Na presente realização do projeto, de acesso gratuito, está sendo homenageado Hector Julio Páride Bernabó, mais conhecido como Carybé (1911-1997), um grande artista argentino, naturalizado brasileiro, que em 1972 perpetuou, de forma maestral, na imobilidade monocromática do papel, os movimentos do dançarino russo Rodolf Khametovich Nureyev (1938-1993)


Carybé reproduz a vida da dança do bailarino russo tão bem como sempre retratou a dança da vida baiana em seus outros admiráveis trabalhos. Argentino de nascimento, branco de pele, mas baiano de alma e Obá de Xangô, o fascínio de Carybé pelo movimento do corpo está presente em suas obras, expresso em várias formas e cores em suas pinturas e esculturas. No Álbum de Gravuras Nureyev, o dançarino corta o espaço e abre o infinito, seu corpo é uma espada viva e infalível em movimentos precisos, graciosos e eternos, como os traços do imortal Carybé.


Carybé capta o ápice de cada movimento de Nureyev. O dançarino está suspenso no ar, transportado pelo traço do ilustrador para o agora, a dançar, adaptando-se à música de quem o vê no papel. Agora, o dançarino está a saltar como quem corre, dança a música do fraco, a música da presa, dança a fuga, dança a sobrevivência, a música do forte, a música da besta, dança o ataque, dança a caça.

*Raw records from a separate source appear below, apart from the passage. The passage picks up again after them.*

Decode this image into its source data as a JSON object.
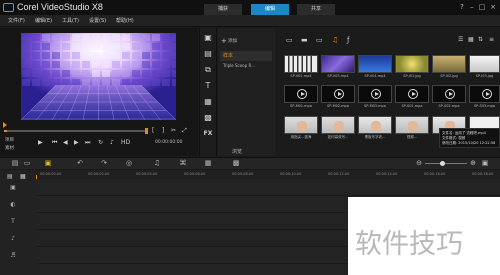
{
  "app": {
    "title": "Corel VideoStudio X8"
  },
  "steps": {
    "capture": "捕获",
    "edit": "编辑",
    "share": "共享"
  },
  "window": {
    "help": "?",
    "minimize": "–",
    "maximize": "□",
    "close": "×"
  },
  "menu": {
    "file": "文件(F)",
    "edit": "编辑(E)",
    "tools": "工具(T)",
    "settings": "设置(S)",
    "help": "帮助(H)"
  },
  "player": {
    "mode_project": "项目",
    "mode_clip": "素材",
    "timecode": "00:00:00:00",
    "resolution": "HD",
    "progress": 0.02,
    "controls": [
      "⏮",
      "◀◀",
      "▶",
      "▶▶",
      "⏭",
      "🔁",
      "🔊"
    ]
  },
  "library": {
    "add_label": "添加",
    "folders": [
      {
        "name": "样本",
        "selected": true
      },
      {
        "name": "Triple Scoop R...",
        "selected": false
      }
    ],
    "toolbar_icons": [
      "📁",
      "🎞",
      "🖼",
      "🎵",
      "ƒ",
      "🔍"
    ],
    "thumbnails": [
      {
        "label": "SP-V02.mp4",
        "kind": "keyboard"
      },
      {
        "label": "SP-V03.mp4",
        "kind": "cyber"
      },
      {
        "label": "SP-V04.mp4",
        "kind": "blue"
      },
      {
        "label": "SP-I01.jpg",
        "kind": "yellow"
      },
      {
        "label": "SP-I02.jpg",
        "kind": "flower"
      },
      {
        "label": "SP-I03.jpg",
        "kind": "light"
      },
      {
        "label": "SP-M01.mpa",
        "kind": "film"
      },
      {
        "label": "SP-M02.mpa",
        "kind": "film"
      },
      {
        "label": "SP-M03.mpa",
        "kind": "film"
      },
      {
        "label": "SP-S01.mpa",
        "kind": "film"
      },
      {
        "label": "SP-S02.mpa",
        "kind": "film"
      },
      {
        "label": "SP-S03.mpa",
        "kind": "film"
      },
      {
        "label": "用指尖...蓝海",
        "kind": "hand"
      },
      {
        "label": "如何高效写...",
        "kind": "hand"
      },
      {
        "label": "黑板写字老...",
        "kind": "hand2"
      },
      {
        "label": "视频...",
        "kind": "hand"
      },
      {
        "label": "运用手写...",
        "kind": "hand2"
      },
      {
        "label": "",
        "kind": "white"
      }
    ],
    "tooltip": {
      "line1": "文件名: 运用了 流程吧.mp4",
      "line2": "文件格式: 视频",
      "line3": "修改日期: 2015/10/20 12:22:58"
    },
    "bottom_label": "浏览"
  },
  "timeline": {
    "ruler_ticks": [
      "00:00:00:00",
      "00:00:02:00",
      "00:00:04:00",
      "00:00:06:00",
      "00:00:08:00",
      "00:00:10:00",
      "00:00:12:00",
      "00:00:14:00",
      "00:00:16:00",
      "00:00:18:00"
    ],
    "tool_icons": [
      "▤",
      "▭",
      "⇄",
      "↶",
      "↷",
      "◎",
      "♫",
      "⌘",
      "⛁",
      "✎",
      "▦",
      "⊕",
      "⊖",
      "▣",
      "⤢"
    ],
    "track_icons": [
      "▣",
      "◐",
      "T",
      "♪",
      "♬"
    ]
  },
  "watermark": {
    "text": "软件技巧"
  }
}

E sabe-se lá o que ouvia e sentia o ilustrador... e sobre que sons bailava Nureyev em 1972. E não importa para quem o vir na ilustração hoje. Agora dançarino dança rock, forró, batuque, samba, arrocha, jazz, reggae, blues, pagode, rap, hip-hop, frevo, funk, break e até o silêncio das mentes de quem apenas existe... sem viver, sem dançar. Cada momentum captado no passado é, no agora, o momento da vida de cada um que se vê ali... num movimento paralisado, hipnótico. Dançando, presente contínuo.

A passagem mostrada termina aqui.